Fluentify is designed to help students really focus on and improve their English speaking skills. However, our goal as tutors is to foster a learning environment that encourages our students to reach their goals based on their real world needs, whether it be giving a presentation or updating a CV/ resume. For this reason, we often find ourselves in situations where our students also need help with their written English skills, but this can be challenging when interacting via video conference.
In today’s article we wanted to talk about the best way to approach writing practice during your sessions and how to ensure that your students are learning, and not just ‘accepting’ the corrections you’ve made.
Assign a writing activity
When a student tells you that he or she would like to work on some English writing practice, find out more about what kind of English writing they need (English exam essay prep, business emails, blog posts, etc.) and assign them a relevant activity. This way they are working on something specific that will help them develop the exact skills they need.
Send some guidance
Along with the activity, it’s always nice to send some writing tips before they start writing. This could be a link to business email structure, or rather some articles about common written English mistakes or the most common misspelled words, for example. Having a little bit of guidance will help them feel more confident with their writing and encourage them to write more.
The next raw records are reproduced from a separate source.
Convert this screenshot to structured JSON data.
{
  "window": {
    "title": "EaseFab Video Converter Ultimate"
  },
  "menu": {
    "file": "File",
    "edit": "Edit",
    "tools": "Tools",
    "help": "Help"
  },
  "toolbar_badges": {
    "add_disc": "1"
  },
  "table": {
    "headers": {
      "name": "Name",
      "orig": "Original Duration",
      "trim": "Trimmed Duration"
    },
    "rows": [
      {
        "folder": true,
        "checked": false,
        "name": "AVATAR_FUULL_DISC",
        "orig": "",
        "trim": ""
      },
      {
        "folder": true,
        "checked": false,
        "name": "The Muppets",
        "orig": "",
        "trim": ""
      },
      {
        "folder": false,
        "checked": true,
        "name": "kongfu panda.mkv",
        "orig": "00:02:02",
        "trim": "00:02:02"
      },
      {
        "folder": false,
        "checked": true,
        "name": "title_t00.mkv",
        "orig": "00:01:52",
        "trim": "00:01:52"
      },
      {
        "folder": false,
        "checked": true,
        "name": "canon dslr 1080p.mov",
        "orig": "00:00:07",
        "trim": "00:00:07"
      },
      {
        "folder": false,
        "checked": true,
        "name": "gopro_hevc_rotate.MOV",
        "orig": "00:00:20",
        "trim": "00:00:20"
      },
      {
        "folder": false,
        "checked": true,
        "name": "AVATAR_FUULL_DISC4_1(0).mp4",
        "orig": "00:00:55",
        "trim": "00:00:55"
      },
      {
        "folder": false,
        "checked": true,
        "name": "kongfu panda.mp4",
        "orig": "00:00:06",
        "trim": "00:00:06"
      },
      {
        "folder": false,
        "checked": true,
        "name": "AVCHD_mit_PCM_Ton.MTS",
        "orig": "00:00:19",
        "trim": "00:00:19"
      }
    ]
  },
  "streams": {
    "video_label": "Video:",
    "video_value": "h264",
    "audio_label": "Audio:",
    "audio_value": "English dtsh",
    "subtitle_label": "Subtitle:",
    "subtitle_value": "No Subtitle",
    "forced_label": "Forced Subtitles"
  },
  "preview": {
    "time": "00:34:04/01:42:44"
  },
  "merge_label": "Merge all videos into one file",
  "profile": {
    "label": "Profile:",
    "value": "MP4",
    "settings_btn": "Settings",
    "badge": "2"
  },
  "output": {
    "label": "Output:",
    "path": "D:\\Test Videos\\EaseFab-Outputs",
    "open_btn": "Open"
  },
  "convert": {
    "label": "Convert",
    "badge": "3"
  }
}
TIP: Remind students to change their document language to English- it sounds silly, but this will help them with their spelling, and also give them some guidance with improper sentences that are often signaled by programs such as Microsoft Word.
Review during the session
The easiest way I’ve found to work on writing assignments is by using a shared Google Document so that both you and the student can work on it together. When correcting the document with the student, have him/her read it out loud (so that you can also do some pronunciation practice) and then you can go through it when he/she is done reading. When making corrections, it’s really important to explain WHY you are changing certain things. This way, the student is learning new grammar concepts, clarifying some doubts, and can then use these new skills in the future.
Use an app
Some writing sessions on Fluentify can be really useful for students to help them improve their written skills. But we must not forget that in the age of technology our lives continue to get easier. Recently there have been some great new apps developed that allow people to correct their English writing online. The app Ludwig is a “smart translator and linguistic search engine that helps you find the perfect word or sentence to express your ideas.” Students can use this for sentences or shorter phrases which are then compared to writing samples from the internet (articles, websites, etc.) and the app gives feedback about the best sentence construction found. The website Hemingway can be used for larger text blocks and it identifies sentences that are hard to read, phrases that have simpler alternatives, excessive adverbs, and the use of the passive voice. Both of these tools can help guide your students when they can’t ask you for help during a session.